Quando devolveram o telefone a Raul, Rafael estava a chorar. “Quando é que podes vir aqui?”
“Hoje, agora.”
“Venha para casa. Para casa.”
Raul olhou para Amanda, os olhos marejados. “Ele está a vir. Sinto-me completo. Pela primeira vez em quinze anos, sinto-me completo.”
“Nossa família”, corrigiu Raul, olhando para ela de uma forma diferente. “Você também faz parte disto, Amanda. Você trouxe as meninas para mim.”
Um ano depois, a mansão estava cheia de vida para a véspera de Natal. Rafael tinha voltado para a casa, tornara-se sócio de Raul, e reconstruíram a sua relação. Raul estava na cozinha com Amanda, a preparar o peru. “Quantas vezes eu preciso de pedir para você me chamar apenas de Raul?”
“Força do hábito”, riu Amanda.
A relação evoluíra. Amanda tornara-se a pessoa que trazia calor e equilíbrio. Raul estava apaixonado.
A mesa estava posta para seis: Raul, Rafael, Amanda, Clara, Lívia e Dona Odet, a avó adotiva. Era a primeira ceia de Natal em quinze anos.
“Podemos fazer uma oração?”, perguntou Clara.
Rafael olhou à sua volta. “Obrigado, Deus, por esta família. Obrigado por me dares uma segunda oportunidade com o meu irmão. E obrigado por trazeres a Amanda para as nossas vidas.”
“Lembram-se da nossa primeira árvore de Natal?”, perguntou Lívia.
“Aquela árvore mudou tudo”, disse Amanda. “Foi quando esta casa deixou de ser apenas uma casa e virou um lar.”
“Você está-me a considerar como uma mãe?”, perguntou Amanda, emocionada, ao ver o desenho das meninas.
“Claro”, disse Lívia. “Você cuida da gente, faz comida, dá ralhetes. É igual a uma mãe de verdade.”
Raul aproximou-se de Amanda. “Acho que está na hora de tornar isto oficial”, disse ele, beijando-a suavemente, e tirou um anel de noivado. “Amanda Silva, você quer casar comigo e oficializar esta família maluca que construímos juntos?”
“Sim!”, gritou Amanda.
Mais tarde, na varanda, Raul e Amanda observavam as luzes de São Paulo. “O que mudou tudo foi você ter coragem de me contar sobre as meninas”, disse Raul. “Você poderia ter ignorado.”
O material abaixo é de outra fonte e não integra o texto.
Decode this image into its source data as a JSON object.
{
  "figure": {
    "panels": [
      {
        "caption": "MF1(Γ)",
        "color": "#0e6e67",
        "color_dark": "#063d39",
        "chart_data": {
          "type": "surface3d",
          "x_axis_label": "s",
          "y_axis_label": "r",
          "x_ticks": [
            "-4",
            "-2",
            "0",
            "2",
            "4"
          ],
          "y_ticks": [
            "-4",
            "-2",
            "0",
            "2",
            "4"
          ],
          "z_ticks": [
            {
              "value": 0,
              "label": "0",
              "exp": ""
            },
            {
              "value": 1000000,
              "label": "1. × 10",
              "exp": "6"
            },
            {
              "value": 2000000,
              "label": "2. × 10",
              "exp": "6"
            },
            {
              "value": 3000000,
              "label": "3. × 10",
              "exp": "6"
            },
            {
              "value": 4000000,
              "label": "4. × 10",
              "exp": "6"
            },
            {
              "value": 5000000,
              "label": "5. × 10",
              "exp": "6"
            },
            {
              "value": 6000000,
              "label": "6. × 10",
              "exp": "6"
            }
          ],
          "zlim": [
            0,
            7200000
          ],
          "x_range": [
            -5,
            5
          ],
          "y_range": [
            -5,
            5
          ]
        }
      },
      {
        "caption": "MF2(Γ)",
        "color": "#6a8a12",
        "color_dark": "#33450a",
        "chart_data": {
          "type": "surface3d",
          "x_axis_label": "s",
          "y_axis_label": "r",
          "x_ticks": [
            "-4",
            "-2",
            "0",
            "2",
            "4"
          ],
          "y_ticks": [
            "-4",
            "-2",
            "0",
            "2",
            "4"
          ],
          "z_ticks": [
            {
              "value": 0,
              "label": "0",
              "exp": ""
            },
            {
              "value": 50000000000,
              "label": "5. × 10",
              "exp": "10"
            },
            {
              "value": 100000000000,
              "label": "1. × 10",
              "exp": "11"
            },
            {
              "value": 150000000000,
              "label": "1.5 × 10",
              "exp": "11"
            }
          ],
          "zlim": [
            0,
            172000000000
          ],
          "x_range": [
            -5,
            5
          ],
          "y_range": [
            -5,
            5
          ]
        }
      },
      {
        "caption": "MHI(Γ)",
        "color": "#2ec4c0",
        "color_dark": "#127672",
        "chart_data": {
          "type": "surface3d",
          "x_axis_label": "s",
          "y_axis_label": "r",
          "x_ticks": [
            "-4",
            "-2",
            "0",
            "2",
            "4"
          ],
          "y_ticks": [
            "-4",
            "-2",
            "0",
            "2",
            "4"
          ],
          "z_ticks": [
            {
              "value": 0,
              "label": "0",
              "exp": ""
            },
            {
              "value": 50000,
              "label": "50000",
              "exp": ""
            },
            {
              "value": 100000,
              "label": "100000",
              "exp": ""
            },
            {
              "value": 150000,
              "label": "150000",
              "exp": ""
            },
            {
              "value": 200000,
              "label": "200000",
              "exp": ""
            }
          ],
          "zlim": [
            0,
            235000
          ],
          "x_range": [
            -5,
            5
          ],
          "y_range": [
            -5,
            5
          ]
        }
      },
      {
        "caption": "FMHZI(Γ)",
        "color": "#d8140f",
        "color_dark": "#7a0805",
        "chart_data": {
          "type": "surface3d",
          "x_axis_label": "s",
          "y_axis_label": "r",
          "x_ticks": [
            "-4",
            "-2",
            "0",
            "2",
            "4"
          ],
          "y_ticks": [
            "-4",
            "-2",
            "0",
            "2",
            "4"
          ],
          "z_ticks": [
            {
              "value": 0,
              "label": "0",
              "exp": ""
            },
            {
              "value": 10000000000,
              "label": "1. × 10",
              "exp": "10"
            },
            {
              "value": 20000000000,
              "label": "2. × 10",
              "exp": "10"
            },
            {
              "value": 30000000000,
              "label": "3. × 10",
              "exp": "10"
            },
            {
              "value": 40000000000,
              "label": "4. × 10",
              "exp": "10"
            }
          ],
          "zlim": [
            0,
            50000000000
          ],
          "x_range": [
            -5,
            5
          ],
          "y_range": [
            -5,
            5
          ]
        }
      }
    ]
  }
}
“Não conseguiria. Quando vi aquela foto e entendi a conexão, soube que tinha de fazer alguma coisa.”
“Nós salvamo-nos uns aos outros”, disse Raul. “As meninas ensinaram-me a amar de novo. Você ensinou-me que não preciso de carregar tudo sozinho.”
Clara apareceu no topo da escada. “Não consigo dormir. Posso ficar convosco mais um bocadinho?”
Logo todos estavam reunidos no sofá. “Papai”, sussurrou Clara. “Este foi o melhor Natal da minha vida.”
Raul olhou para a sua família, construída com amor e segundas oportunidades. Soube que jamais passaria outro Natal sozinho. A mansão no Jardim Europa não era mais uma casa vazia; era um lar cheio de amor. E tudo havia começado com duas menininhas perdidas, uma faxineira corajosa e um homem que pensava ter esquecido como amar.